Mais les producteurs se sont battus, se sont regroupés autour d'une filière et des AOP sont apparues. Elles sont 4 en Normandie. Le cidre du pays d'Auge est né en 1996, suivi du poiré Domfront en 2002, du cidre du Cotentin en 2016 et le dernier arrivé en 2020, le cidre du Perche alors que le cidre du Pays-de-Caux est engagé dans cette démarche pour l'obtenir.
Les cidres & poirés AOP allient savoir-faire ancestral et exigences des cahiers des charges. Ils ne sont ni gazéifiés, ni chaptalisés, ni pasteurisés. Ils se prêtent à de nouvelles expériences gustatives, gastronomiques ou improvisées
Le cidre, un best-seller urbain
Comme ce fut le cas pour la bière qui a pris un coup de jeune et dont le marché a été relancé depuis quelques années avec la multiplication des microbrasseries artisanales, le cidre se porte bien et notamment auprès d'un public de jeunes urbains.
A Paris, les caves à cidre se multiplient et le cidre s’invite désormais dans les restaurants étoilés. En Normandie également, il commence à reprendre le chemin du succès avec des cavistes qui proposent une large gamme de cidres à Rouen et à Caen. Il existe même désormais des oenologues dans nos chambres d'agriculture. Il faut dire que le cidre s'est réinventé. Il est créatif et de qualité. Il s'est développé grâce au marketing (étiquettes inventives et esthétiques, noms humoristiques) et a su drainer une nouvelle clientèle.
ils se développent grâce au marketing et drainent une nouvelle clientèle. »
Le cidre répond également à une tendance mondiale. Les jeunes veulent aujourd'hui des boissons fraîches, c'est-à-dire pas trop alcoolisées et carbonatées, c'est-à-dire effervescentes
Dominique Hutin, journaliste et œnologue.
Dominique Hutin fait un parallèle avec le phénomène constaté dans l'univers du vin.
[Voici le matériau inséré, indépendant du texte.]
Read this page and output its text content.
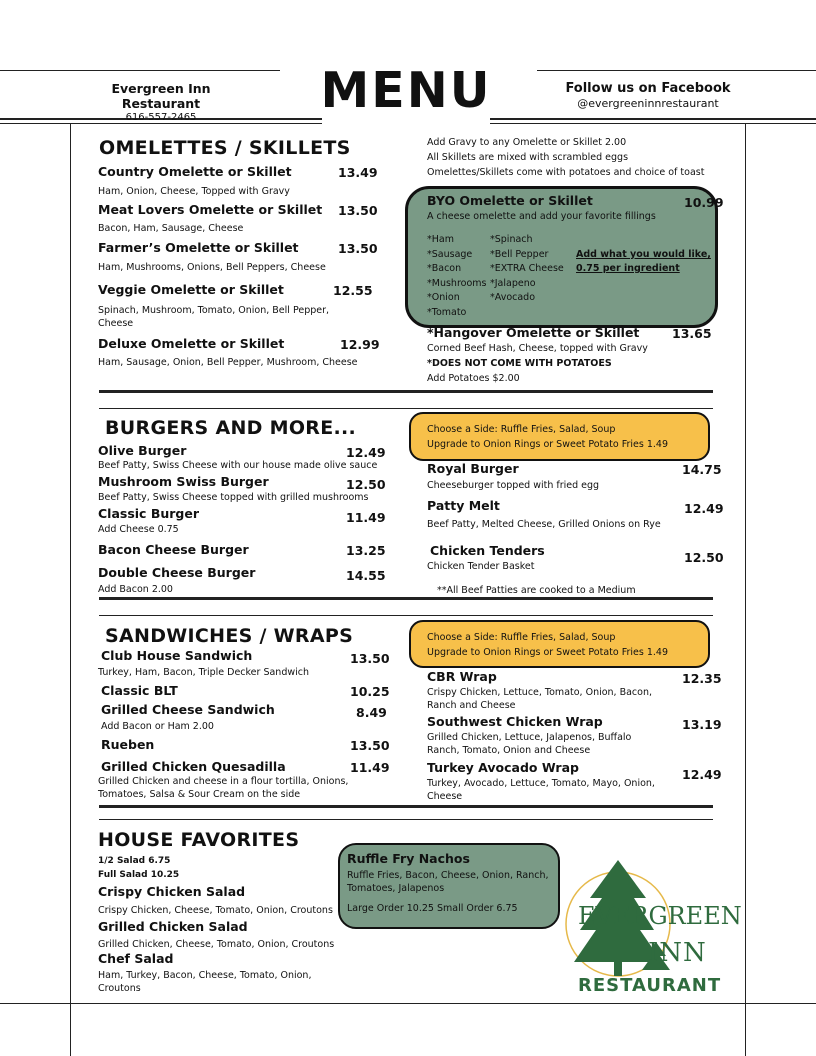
Evergreen Inn Restaurant
616-557-2465	MENU	Follow us on Facebook
@evergreeninnrestaurant
OMELETTES / SKILLETS
Country Omelette or Skillet	13.49
Ham, Onion, Cheese, Topped with Gravy
Meat Lovers Omelette or Skillet 13.50
Bacon, Ham, Sausage, Cheese
Farmer’s Omelette or Skillet	13.50
Ham, Mushrooms, Onions, Bell Peppers, Cheese
Veggie Omelette or Skillet	12.55
Spinach, Mushroom, Tomato, Onion, Bell Pepper, Cheese
Deluxe Omelette or Skillet	12.99
Ham, Sausage, Onion, Bell Pepper, Mushroom, Cheese
Add Gravy to any Omelette or Skillet 2.00
All Skillets are mixed with scrambled eggs
Omelettes/Skillets come with potatoes and choice of toast
BYO Omelette or Skillet	10.99
A cheese omelette and add your favorite fillings
*Ham
*Sausage
*Bacon
*Mushrooms
*Onion
*Tomato
*Spinach
*Bell Pepper
*EXTRA Cheese
*Jalapeno
*Avocado
Add what you would like,
0.75 per ingredient
*Hangover Omelette or Skillet	13.65
Corned Beef Hash, Cheese, topped with Gravy
*DOES NOT COME WITH POTATOES
Add Potatoes $2.00
BURGERS AND MORE...	Choose a Side: Ruffle Fries, Salad, Soup
Upgrade to Onion Rings or Sweet Potato Fries 1.49
Olive Burger	12.49
Beef Patty, Swiss Cheese with our house made olive sauce
Mushroom Swiss Burger	12.50
Beef Patty, Swiss Cheese topped with grilled mushrooms
Classic Burger	11.49
Add Cheese 0.75
Bacon Cheese Burger	13.25
Double Cheese Burger	14.55
Add Bacon 2.00
Royal Burger	14.75
Cheeseburger topped with fried egg
Patty Melt	12.49
Beef Patty, Melted Cheese, Grilled Onions on Rye
Chicken Tenders	12.50
Chicken Tender Basket
**All Beef Patties are cooked to a Medium
SANDWICHES / WRAPS	Choose a Side: Ruffle Fries, Salad, Soup
Upgrade to Onion Rings or Sweet Potato Fries 1.49
Club House Sandwich	13.50
Turkey, Ham, Bacon, Triple Decker Sandwich
Classic BLT	10.25
Grilled Cheese Sandwich	8.49
Add Bacon or Ham 2.00
Rueben	13.50
Grilled Chicken Quesadilla	11.49
Grilled Chicken and cheese in a flour tortilla, Onions, Tomatoes, Salsa & Sour Cream on the side
CBR Wrap	12.35
Crispy Chicken, Lettuce, Tomato, Onion, Bacon, Ranch and Cheese
Southwest Chicken Wrap	13.19
Grilled Chicken, Lettuce, Jalapenos, Buffalo Ranch, Tomato, Onion and Cheese
Turkey Avocado Wrap	12.49
Turkey, Avocado, Lettuce, Tomato, Mayo, Onion, Cheese
HOUSE FAVORITES
1/2 Salad 6.75
Full Salad 10.25
Crispy Chicken Salad
Crispy Chicken, Cheese, Tomato, Onion, Croutons
Grilled Chicken Salad
Grilled Chicken, Cheese, Tomato, Onion, Croutons
Chef Salad
Ham, Turkey, Bacon, Cheese, Tomato, Onion, Croutons
Ruffle Fry Nachos
Ruffle Fries, Bacon, Cheese, Onion, Ranch, Tomatoes, Jalapenos
Large Order 10.25 Small Order 6.75	EVERGREEN
INN
RESTAURANT
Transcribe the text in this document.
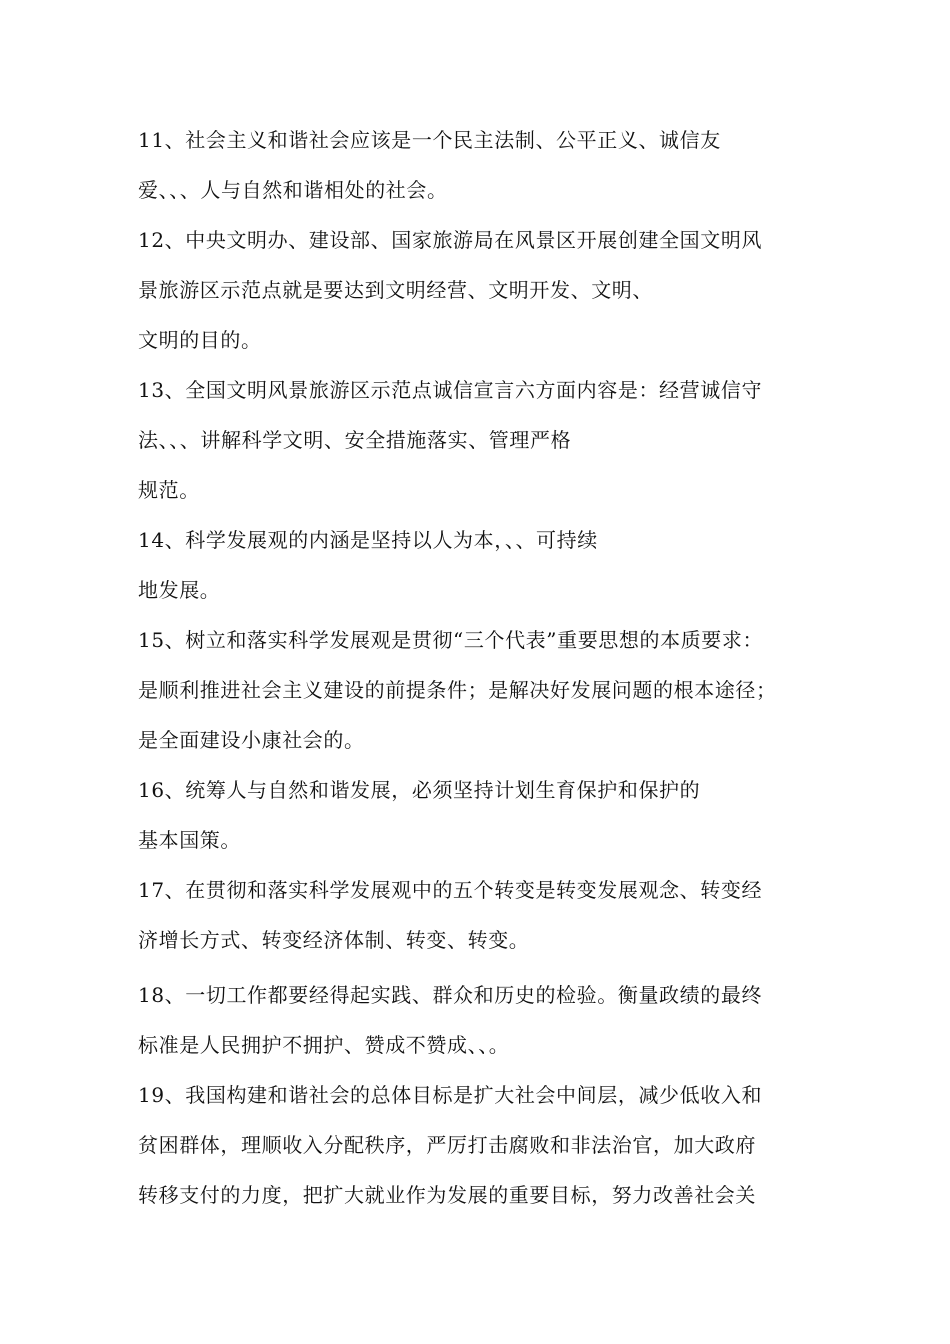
11、社会主义和谐社会应该是一个民主法制、公平正义、诚信友
爱、、、人与自然和谐相处的社会。
12、中央文明办、建设部、国家旅游局在风景区开展创建全国文明风
景旅游区示范点就是要达到文明经营、文明开发、文明、
文明的目的。
13、全国文明风景旅游区示范点诚信宣言六方面内容是：经营诚信守
法、、、讲解科学文明、安全措施落实、管理严格
规范。
14、科学发展观的内涵是坚持以人为本，、、可持续
地发展。
15、树立和落实科学发展观是贯彻“三个代表”重要思想的本质要求：
是顺利推进社会主义建设的前提条件；是解决好发展问题的根本途径；
是全面建设小康社会的。
16、统筹人与自然和谐发展，必须坚持计划生育保护和保护的
基本国策。
17、在贯彻和落实科学发展观中的五个转变是转变发展观念、转变经
济增长方式、转变经济体制、转变、转变。
18、一切工作都要经得起实践、群众和历史的检验。衡量政绩的最终
标准是人民拥护不拥护、赞成不赞成、、。
19、我国构建和谐社会的总体目标是扩大社会中间层，减少低收入和
贫困群体，理顺收入分配秩序，严厉打击腐败和非法治官，加大政府
转移支付的力度，把扩大就业作为发展的重要目标，努力改善社会关
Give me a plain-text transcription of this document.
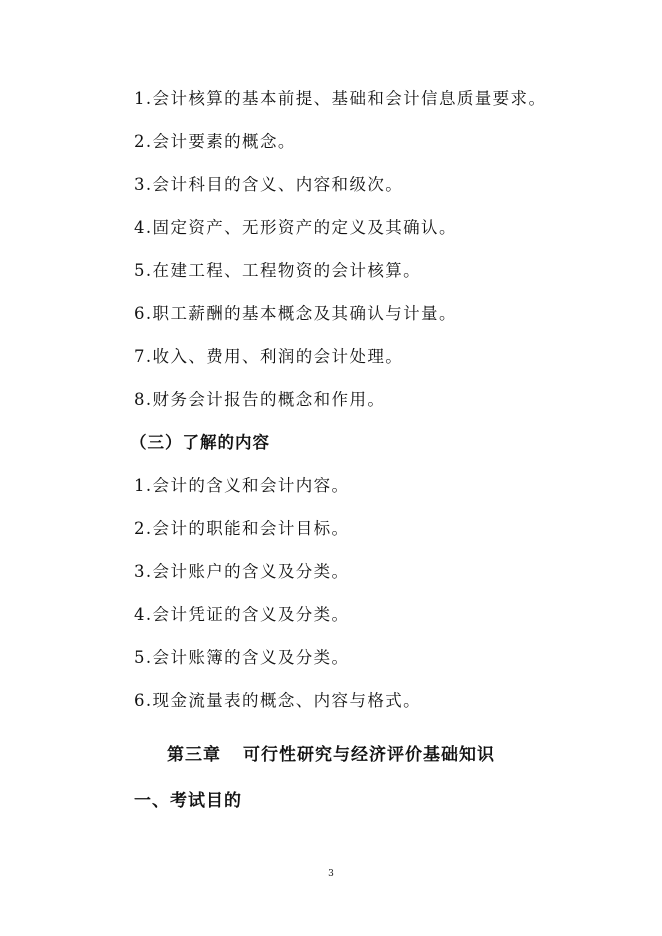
1.会计核算的基本前提、基础和会计信息质量要求。
2.会计要素的概念。
3.会计科目的含义、内容和级次。
4.固定资产、无形资产的定义及其确认。
5.在建工程、工程物资的会计核算。
6.职工薪酬的基本概念及其确认与计量。
7.收入、费用、利润的会计处理。
8.财务会计报告的概念和作用。
（三）了解的内容
1.会计的含义和会计内容。
2.会计的职能和会计目标。
3.会计账户的含义及分类。
4.会计凭证的含义及分类。
5.会计账簿的含义及分类。
6.现金流量表的概念、内容与格式。
第三章 可行性研究与经济评价基础知识
一、考试目的
3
Après les vins bio, sont arrivés les vins naturels qui sont très tendances en ville car il y a une considération environnementale importante. En milieu urbain, c'est un levier incroyable. Le cidre entre dans cette mouvance. Il a une image d'un produit authentique et naturel. On peut égalerment faire le parallèle avec les vins d'Auvergne qui sont devenus hype avec les vignerons indépendants qui sont allés se raconter ailleurs, à l'export. Dans le cidre, il y également toute une constellation de jeunes talents qui s'installent et qui se réinventent. Enfin, le cidre c'est comme le rosé, il a su se désaisonnaliser. Aujourd'hui, dans les grandes surfaces on trouve des rayons entiers de rosé. Avant, ces vins étaient liés à l'été. Ce n'est plus le cas. Tout comme le cidre qui n'est plus lié uniquement à la Chandeleur.
Dominique Hutin, journaliste et oenologue
Le cidre se réinvente et entend le faire savoir. Devenu hype chez les citadins et notamment à Paris, il entend devenir tendance également en région et notamment là où il est produit. La profession se mobilise dans ce sens. L'IDAC (l'interprofession des appellations cidricoles) entend multiplier les événements de promotion de ces cidres et poirés. C'était le cas ce dimanche 25 septembre avec ce brunch où des producteurs présentaient leurs elixirs.